Telcos move plea in Supreme Court seeking fresh schedule for payment of Rs 1.47 lakh Crore statutory dues

New Delhi: The Supreme Court Tuesday agreed to list next week fresh pleas of telecom firms, including Bharti Airtel, Vodafone Idea and Tata Teleservices, seeking a fresh schedule of payment of statutory dues to the tune of Rs 1.47 lakh crore to the Department of Telecommunications.

A bench headed by Chief Justice SA Bobde took note of submissions by a battery of senior lawyers including A M Singhvi and C A Sundaram and said it will list the fresh pleas “sometime in next week” before the same bench which had heard the earlier petition in the high-stake matter.

“We are not disputing the payment to be made by us rather we want working out of fresh schedule of payment,” Sundaram told the bench which also comprised justices SA Nazeer and Sanjiv Khanna.

The telcos said they wanted an open court hearing on their fresh pleas with regard to working out fresh schedule of payment of their dues. “That (open court or in-chamber hearing) will be decided by the bench concerned,” the CJI said.

Earlier January 16, a bench headed by Justice Arun Mishra had dismissed review petitions of telecom firms seeking review of its earlier order asking them to pay Rs 1.47 lakh crore in statutory dues by January 23, saying it did not find any “justifiable reason” to entertain them.

The apex court had October 24 last year upheld the AGR definition formulated by the DoT and termed as “frivolous” the nature of objections raised by telecom service providers.

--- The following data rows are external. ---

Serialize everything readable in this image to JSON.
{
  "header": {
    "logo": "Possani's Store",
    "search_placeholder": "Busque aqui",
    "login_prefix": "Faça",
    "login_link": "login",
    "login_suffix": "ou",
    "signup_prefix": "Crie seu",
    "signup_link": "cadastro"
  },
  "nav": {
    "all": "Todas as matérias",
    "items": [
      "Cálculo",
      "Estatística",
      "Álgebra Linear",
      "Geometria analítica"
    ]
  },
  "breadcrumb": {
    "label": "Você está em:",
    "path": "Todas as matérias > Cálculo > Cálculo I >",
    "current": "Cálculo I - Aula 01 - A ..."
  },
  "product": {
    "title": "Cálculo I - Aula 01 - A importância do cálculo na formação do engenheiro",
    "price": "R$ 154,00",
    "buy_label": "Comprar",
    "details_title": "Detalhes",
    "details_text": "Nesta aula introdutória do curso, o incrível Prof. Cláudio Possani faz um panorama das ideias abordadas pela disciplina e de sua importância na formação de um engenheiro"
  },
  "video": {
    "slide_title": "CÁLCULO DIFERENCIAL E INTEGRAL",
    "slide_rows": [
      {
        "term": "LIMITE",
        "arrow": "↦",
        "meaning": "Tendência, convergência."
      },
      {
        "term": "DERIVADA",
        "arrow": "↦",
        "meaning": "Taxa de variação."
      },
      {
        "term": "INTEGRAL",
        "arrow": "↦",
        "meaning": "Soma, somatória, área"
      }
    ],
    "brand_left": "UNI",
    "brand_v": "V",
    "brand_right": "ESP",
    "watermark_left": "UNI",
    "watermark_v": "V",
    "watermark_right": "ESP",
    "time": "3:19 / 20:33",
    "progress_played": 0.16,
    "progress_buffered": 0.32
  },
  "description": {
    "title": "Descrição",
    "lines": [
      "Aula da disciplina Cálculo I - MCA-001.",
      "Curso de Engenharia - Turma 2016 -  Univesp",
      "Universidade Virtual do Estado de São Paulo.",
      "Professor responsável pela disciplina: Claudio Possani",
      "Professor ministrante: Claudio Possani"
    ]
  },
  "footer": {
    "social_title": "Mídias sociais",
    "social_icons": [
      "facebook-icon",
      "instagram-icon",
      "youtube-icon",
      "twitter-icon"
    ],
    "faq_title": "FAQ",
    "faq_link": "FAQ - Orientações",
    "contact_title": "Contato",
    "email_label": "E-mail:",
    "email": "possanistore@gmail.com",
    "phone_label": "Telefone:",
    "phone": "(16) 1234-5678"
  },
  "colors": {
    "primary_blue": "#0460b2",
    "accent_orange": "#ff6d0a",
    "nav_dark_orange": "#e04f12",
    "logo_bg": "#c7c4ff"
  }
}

Telecom Minister Ravi Shankar Prasad had told Parliament in November last that Bharti Airtel, Vodafone Idea and other telecom companies owe the government as much as Rs 1.47 lakh crore in statutory dues.

In an affidavit filed earlier in the top court, the DoT said Airtel owed Rs 21,682.13 crore as licence fee to the government and dues from Vodafone totalled Rs 19,823.71 crore, while Reliance Communications owed Rs 16,456.47 crore. BSNL owed Rs 2,098.72 crore, and MTNL Rs 2,537.48 crore.

Holding that interest and penalty have rightly been levied on  telecom companies, the apex court had made it clear that there would be no further litigation on the issue and it would fix a time-frame for calculation and payment of dues by telecom firms.